Chi è povero può essere felice? Una straordinaria mostra fotografica risponde a una domanda difficile, ma sorprendente nella sua risposta: la dignitosa accettazione della propria condizione, o forse una lettura diversa rispetto alla nostra, può rivelare uno sguardo più autentico. “Normalmente, quando parliamo dei paesi del terzo o quarto mondo, li classifichiamo in base alla povertà, valutata con i nostri criteri. Se presentiamo fotografie sono quasi sempre immagini di bambini denutriti, con la pancia gonfia, gli occhi cisposi. Queste realtà esistono, ma al di là delle situazioni negative che ci colpiscono, dobbiamo chiederci qual è il comportamento e l’indole delle persone che subiscono queste situazioni e la causa che le genera”.

È questa la filosofia dell’esposizione “Gente dell’altro mondo – Emozioni di viaggio”, ospitata dall’8 al 14 aprile presso la Sala Mostre della Provincia di Cuneo (corso Nizza angolo corso Dante). L’autore Mario Ferreri ha realizzato il suo sogno di poter viaggiare, vedere, incontrare e magari capire la vita di chi vive in un “altro mondo”.

Oltre a quella per il viaggio, la sua passione è quella di scattare fotografie che lo aiutino a rivivere situazioni, località e persone che gli hanno colpito la mente e il cuore. “Amo la spontaneità, intesa come corrispondenza della realtà nel momento dello scatto; nulla è così mobile e mutabile quanto il viso delle persone, però ci provo”.

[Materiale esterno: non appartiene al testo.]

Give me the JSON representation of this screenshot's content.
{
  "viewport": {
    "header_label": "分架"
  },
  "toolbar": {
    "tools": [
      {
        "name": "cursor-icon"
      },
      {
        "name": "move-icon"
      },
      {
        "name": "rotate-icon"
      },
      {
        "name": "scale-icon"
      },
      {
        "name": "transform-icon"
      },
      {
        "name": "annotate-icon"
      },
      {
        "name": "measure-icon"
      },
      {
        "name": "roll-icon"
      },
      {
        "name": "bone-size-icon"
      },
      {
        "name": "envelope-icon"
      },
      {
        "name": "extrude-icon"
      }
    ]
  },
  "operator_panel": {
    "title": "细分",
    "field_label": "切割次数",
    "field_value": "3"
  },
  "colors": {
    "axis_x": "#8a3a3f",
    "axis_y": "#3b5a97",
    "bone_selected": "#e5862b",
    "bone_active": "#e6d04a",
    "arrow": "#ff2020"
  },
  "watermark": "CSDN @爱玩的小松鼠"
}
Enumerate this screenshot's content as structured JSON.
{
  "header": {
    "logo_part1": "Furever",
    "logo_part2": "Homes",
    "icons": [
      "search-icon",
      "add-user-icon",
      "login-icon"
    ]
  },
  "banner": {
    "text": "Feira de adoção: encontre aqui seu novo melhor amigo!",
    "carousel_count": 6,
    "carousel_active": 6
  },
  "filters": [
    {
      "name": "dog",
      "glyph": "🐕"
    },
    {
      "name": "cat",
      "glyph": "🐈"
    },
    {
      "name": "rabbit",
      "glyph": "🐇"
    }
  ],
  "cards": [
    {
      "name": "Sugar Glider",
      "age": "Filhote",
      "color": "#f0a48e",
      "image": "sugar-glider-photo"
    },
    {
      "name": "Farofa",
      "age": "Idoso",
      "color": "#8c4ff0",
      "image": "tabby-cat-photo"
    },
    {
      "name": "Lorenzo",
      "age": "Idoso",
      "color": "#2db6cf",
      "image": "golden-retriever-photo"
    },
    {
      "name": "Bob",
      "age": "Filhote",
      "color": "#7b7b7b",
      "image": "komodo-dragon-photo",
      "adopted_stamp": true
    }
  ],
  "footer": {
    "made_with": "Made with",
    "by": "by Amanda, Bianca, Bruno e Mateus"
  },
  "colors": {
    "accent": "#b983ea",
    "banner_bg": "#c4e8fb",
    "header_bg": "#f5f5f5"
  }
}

Ferreri coglie “l’attimo” per dare, a chi guarda, la possibilità di immaginare il pensiero di chi viene ripreso. “Mi piacciono le persone vere, così come sono, anche se lo scatto non corrisponde appieno ai canoni della fotografia; ritengo che anche le imperfezioni formali vadano accettate quando non è possibile evitarle, oppure quando aiutano la corretta visione della fotografia”.

Nelle immagini che catturano la sofferenza troviamo uomini, donne e bambini che, nonostante tutto, sanno ridere, suonare, ballare, sanno essere belle ed eleganti con pochissime cose e, molto spesso, possiedono conoscenze e sapienze diverse, ma non inferiori a quelle del nostro mondo “artificiale”, superficiale e, spesso, falso. Nelle immagini in mostra traspare una povertà, in termini economici, reale, ma mitigata dalla positività e dalla dignità delle persone raffigurate. “È un modo più corretto di rappresentare la realtà, senza il compiacimento presuntuoso di chi ha la fortuna di vivere in condizioni economiche infinitamente migliori”.